Rapport Muséum 2014

Les muséums d’Histoire naturelle, institutions à vocation à la fois scientifique et culturelle, occupent aujourd’hui une place de premier plan dans le paysage de la Culture scientifique et technique en France. Ils possèdent un important patrimoine naturaliste et scientifique, hérité des cabinets de curiosité et de la systématique dont l’enrichissement continu depuis plus de deux siècles constitue une référence pour les sciences naturalistes comme pour leur histoire. Comme l’ensemble des musées, les muséums sont confrontés à cet équilibre si délicat à trouver, et devant être constamment maintenu entre collecte, étude et conservation, auxquelles s’ajoute le partage avec les publics des défis posés par les questions environnementales et sociétales actuelles.

Acteurs majeurs de l’inventaire de la biodiversité, les muséums ont engagé l’informatisation de leurs collections. Pour autant, le manque de moyens humains et de méthodologies de comptage standardisées freine considérablement le processus, ne permettant pas encore aux scientifiques d’exploiter convenablement les connaissances potentielles contenues dans ces collections, oblitérant la diversification des modes de médiation.

La démarche d’observation engagée par l’OCIM en direction des muséums d’Histoire naturelle a porté en premier lieu sur le patrimoine de ces institutions, visant à opérer une catégorisation des établissements et un repérage large des collections, en identifiant et quantifiant chacune de leurs composantes. Celui-ci a ainsi constitué un inventaire de métadonnées patrimoniales relativement poussé, qui se voulait à la hauteur des volumes en jeu, complété d’une analyse quantitative et d’une mise en lumière des problématiques associées.

Pour se faire, l’objectif fut dans un premier temps d’appréhender le paysage global de ces établissements en France : leur répartition, leur typologie intrinsèque ; le poids et la diversité des collections ; l’état des lieux des démarches d’inventaire et de récolement.

Mettre en visibilité les collections naturalistes des muséums doit ainsi permettre d’en améliorer la connaissance, et d’en faciliter l’accès et l’exploitation par les professionnels concernés. Ceci intéresse d’une part les personnels des conservations concernées par ces collections dans leurs responsabilités patrimoniales – conservation autant que médiation – , d’autre part les chercheurs français et étrangers dont l’intérêt est de mieux se représenter la potentialité des fonds et de se focaliser sur certains d’entre eux.
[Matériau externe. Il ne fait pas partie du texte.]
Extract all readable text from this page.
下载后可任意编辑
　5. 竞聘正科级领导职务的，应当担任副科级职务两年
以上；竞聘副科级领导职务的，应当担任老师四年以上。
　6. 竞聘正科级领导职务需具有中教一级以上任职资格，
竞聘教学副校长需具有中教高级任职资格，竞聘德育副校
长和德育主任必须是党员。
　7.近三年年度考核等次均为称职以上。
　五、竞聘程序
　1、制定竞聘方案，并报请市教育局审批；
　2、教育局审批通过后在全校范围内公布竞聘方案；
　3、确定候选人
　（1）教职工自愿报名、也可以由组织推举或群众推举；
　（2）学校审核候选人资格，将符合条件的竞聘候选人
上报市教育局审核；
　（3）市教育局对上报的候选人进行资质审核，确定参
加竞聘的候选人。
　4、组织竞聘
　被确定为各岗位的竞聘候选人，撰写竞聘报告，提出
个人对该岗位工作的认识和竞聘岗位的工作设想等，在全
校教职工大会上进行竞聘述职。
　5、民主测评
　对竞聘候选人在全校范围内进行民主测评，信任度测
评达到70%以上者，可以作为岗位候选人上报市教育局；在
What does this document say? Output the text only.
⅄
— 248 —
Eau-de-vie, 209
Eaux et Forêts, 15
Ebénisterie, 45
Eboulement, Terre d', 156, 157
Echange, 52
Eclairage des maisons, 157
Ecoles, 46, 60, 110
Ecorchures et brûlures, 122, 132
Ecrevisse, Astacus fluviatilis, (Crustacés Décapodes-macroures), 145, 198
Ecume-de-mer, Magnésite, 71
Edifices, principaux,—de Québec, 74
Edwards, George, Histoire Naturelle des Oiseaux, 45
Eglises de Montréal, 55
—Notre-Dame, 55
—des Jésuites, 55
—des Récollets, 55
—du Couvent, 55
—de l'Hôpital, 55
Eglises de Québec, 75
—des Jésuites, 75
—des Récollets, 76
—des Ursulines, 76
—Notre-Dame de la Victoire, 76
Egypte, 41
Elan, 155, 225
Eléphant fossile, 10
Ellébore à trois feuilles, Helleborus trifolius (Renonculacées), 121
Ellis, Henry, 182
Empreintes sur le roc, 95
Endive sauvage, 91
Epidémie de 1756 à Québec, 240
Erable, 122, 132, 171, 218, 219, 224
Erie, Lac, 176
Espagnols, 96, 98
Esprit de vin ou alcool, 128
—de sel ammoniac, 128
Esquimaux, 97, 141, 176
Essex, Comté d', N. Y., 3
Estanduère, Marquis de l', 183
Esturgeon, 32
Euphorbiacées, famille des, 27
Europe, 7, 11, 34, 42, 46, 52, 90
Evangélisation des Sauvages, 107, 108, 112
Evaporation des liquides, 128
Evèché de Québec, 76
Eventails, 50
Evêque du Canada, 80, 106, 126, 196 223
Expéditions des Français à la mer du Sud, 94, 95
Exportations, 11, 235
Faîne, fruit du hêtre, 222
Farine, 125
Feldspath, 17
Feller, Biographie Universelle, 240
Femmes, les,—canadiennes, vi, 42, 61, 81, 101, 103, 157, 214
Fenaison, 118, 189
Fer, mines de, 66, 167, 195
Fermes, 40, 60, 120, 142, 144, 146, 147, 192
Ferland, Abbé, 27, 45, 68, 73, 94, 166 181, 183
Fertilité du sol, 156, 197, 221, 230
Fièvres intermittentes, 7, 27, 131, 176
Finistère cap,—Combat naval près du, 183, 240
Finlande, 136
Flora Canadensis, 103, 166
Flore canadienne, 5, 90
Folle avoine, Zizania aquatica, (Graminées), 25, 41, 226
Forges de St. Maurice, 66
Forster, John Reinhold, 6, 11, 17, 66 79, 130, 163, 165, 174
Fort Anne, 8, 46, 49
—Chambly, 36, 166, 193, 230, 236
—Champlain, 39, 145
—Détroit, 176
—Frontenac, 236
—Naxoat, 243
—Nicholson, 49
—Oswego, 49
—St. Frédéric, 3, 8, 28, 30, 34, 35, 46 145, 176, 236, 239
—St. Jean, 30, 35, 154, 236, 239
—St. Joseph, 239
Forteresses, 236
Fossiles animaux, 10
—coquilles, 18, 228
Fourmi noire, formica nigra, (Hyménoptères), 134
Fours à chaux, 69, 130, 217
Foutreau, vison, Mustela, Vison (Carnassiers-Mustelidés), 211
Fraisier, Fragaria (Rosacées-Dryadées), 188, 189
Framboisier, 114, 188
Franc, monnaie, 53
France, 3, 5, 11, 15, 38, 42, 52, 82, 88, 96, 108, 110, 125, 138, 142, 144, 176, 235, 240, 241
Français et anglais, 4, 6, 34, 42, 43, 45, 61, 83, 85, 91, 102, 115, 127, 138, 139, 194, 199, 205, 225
Plus largement, cette étude comme l’ensemble des enquêtes de l’Observatoire de l’OCIM constituent des outils stratégiques d’information pouvant favoriser la coopération, mais aussi l’analyse et l’aide à la décision utiles à différents profils d’acteurs : les professionnels de terrain eux-mêmes (meilleure connaissance mutuelle, échange sur les pratiques, collaboration et mise en place de partenariats, amélioration de fonctionnement et d’activité, ajustement des projets d’établissements) ; les tutelles (Etat, collectivités, organismes spécialisés) ; et les professionnels des disciplines et champs connexes, non spécialistes mais curieux de ces témoins d’histoires.

Ce présent rapport consolidé sur les collections sera complété par un volet complémentaire, lié cette fois-ci aux activités des muséums et à ce qui les sous-tend d’un point de suivi institutionnel.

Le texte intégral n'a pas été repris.